Checking in on Nikola… Are its Worst Days a Thing of the Past?

For the electric vehicle startup, Nikola (NKLA), 2020 was a roller coaster ride the company never got in line for.

Back in September, Nikola announced that General Motors (GM) would be taking an 11% stake in the company, and leading the production of its recently introduced hydrogen, fuel-cell electric pickup truck, the Badger, set to be released by the end of 2022.

Two days later, Hindenberg Research, took aim at Nikola, accusing the company of fraud and fake marketing tactics, which caused shares of the company to lose much of the ground it had covered since the GM announcement. Then, executive chairman Trevor Milton stepped down after two women, as first reported by CNBC, came forwards with sexual assault claims against Milton.

Finally, with what many thought could be a death blow for the EV startup, GM announced it finally decided to kick Nikola to the curb and pull out of the deal altogether.

Nearly six months later, with Nikola’s stock sitting about 30% lower than its record highs, we have to wonder what the future holds for the company once believed to be a promising part of the EV movement. At its current price, is Nikola a bargain investors should be jumping on, to ride the wave?

Breaking down what Nikola is all about, the company focuses on medium-duty and heavy-duty trucks, primarily hydrogen fuel-cell commercial trucks because it’s the less expensive option. It will also offer a choice between hydrogen cell and battery with high energy density.
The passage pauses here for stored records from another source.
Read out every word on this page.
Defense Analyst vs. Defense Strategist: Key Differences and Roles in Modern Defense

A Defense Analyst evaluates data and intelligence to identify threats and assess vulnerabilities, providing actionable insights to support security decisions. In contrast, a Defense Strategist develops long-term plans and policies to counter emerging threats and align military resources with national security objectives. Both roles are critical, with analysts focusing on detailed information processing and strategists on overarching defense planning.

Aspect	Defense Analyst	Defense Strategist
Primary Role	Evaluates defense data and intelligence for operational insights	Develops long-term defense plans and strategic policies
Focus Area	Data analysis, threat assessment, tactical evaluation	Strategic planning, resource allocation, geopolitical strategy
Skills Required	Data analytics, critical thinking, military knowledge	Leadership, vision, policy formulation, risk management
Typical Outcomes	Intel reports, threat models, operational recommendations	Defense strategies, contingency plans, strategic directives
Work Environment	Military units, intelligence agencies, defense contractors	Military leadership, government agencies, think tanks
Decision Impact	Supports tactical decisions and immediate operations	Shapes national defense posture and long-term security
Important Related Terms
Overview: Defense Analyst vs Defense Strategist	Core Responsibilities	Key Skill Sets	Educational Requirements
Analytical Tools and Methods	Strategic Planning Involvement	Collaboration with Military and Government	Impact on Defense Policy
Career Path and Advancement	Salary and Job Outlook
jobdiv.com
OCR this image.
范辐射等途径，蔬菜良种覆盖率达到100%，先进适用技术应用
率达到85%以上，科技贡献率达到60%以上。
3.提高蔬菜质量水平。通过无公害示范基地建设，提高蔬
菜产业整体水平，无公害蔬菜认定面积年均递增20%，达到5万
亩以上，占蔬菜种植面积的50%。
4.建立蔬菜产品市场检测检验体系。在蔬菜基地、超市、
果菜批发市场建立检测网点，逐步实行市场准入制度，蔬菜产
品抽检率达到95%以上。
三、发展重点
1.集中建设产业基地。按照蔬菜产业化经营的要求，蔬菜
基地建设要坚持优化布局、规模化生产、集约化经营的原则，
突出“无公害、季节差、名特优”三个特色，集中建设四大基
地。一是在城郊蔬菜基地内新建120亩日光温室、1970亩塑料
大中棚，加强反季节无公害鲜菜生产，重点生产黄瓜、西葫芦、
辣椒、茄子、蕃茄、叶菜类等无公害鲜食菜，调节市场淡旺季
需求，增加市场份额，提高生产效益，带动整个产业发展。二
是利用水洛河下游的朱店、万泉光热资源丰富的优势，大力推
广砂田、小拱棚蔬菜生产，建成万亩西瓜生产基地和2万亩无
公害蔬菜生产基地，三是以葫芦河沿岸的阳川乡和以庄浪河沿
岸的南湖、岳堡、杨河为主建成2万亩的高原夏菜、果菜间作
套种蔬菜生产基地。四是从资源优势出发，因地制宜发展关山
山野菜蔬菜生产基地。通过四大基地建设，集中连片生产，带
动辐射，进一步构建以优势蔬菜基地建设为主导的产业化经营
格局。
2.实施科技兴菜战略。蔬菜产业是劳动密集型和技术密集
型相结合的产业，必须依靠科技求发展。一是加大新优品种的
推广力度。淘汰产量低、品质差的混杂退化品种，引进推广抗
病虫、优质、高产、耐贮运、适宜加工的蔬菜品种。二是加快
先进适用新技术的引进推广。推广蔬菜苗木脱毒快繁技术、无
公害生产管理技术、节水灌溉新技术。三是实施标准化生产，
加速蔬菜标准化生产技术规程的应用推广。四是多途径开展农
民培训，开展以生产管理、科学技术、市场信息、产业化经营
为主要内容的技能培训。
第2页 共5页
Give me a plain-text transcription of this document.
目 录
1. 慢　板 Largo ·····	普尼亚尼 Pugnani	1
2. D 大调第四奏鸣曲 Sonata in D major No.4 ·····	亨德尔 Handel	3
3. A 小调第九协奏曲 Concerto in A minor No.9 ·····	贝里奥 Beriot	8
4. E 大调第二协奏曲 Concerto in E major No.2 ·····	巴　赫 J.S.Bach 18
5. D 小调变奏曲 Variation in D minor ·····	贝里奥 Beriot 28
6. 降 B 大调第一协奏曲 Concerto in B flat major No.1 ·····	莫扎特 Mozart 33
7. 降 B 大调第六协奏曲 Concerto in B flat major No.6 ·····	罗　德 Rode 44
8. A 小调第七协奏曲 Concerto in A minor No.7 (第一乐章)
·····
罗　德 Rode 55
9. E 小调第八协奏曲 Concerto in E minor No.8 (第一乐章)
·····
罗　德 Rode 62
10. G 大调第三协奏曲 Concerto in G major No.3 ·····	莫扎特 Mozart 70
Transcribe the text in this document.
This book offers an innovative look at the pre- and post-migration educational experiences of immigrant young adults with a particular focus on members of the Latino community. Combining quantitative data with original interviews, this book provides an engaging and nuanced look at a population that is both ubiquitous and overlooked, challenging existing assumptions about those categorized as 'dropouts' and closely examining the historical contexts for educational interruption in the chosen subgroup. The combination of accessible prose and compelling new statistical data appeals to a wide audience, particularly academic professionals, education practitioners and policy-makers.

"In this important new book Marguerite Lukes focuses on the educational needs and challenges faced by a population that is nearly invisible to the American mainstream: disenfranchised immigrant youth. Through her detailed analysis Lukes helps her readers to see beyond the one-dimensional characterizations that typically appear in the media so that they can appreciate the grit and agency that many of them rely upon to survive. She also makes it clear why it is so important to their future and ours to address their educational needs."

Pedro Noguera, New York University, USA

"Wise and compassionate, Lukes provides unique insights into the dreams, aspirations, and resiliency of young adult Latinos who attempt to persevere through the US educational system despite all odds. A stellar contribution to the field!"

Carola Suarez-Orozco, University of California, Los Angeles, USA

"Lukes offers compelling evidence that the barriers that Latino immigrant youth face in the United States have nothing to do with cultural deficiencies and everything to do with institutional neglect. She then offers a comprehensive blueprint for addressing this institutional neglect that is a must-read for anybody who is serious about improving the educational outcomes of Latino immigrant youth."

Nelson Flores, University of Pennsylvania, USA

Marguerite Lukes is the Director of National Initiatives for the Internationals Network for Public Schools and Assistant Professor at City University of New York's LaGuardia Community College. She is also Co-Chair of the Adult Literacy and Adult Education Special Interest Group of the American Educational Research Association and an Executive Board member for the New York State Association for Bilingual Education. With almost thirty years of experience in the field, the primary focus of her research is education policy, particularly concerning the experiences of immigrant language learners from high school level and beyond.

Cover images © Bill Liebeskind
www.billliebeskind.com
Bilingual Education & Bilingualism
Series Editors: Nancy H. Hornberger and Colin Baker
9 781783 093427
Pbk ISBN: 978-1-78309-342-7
The company is expecting to launch its first battery-powered truck by late 2021, with the hydrogen fuel cell-powered version available in 2023 and its semi-truck available by the fourth quarter of 2021.

Up and down Wall Street, analysts seem to still be at odds with the troubled EV startup:

According to Market Beat, Nikola currently has five hold ratings and three buy ratings, with the average target price for the stock is $35.8 which implies a possible upside of 71 percent for the stock. Elsewhere, Wedbush analyst Dan Ives upgraded the stock to neutral from underperform on February 1, and raised the target price to $25 from $15, saying:

“We believe most of the negative catalysts we were fearing have now played out in the market with a more balanced risk/reward on the name looking ahead.”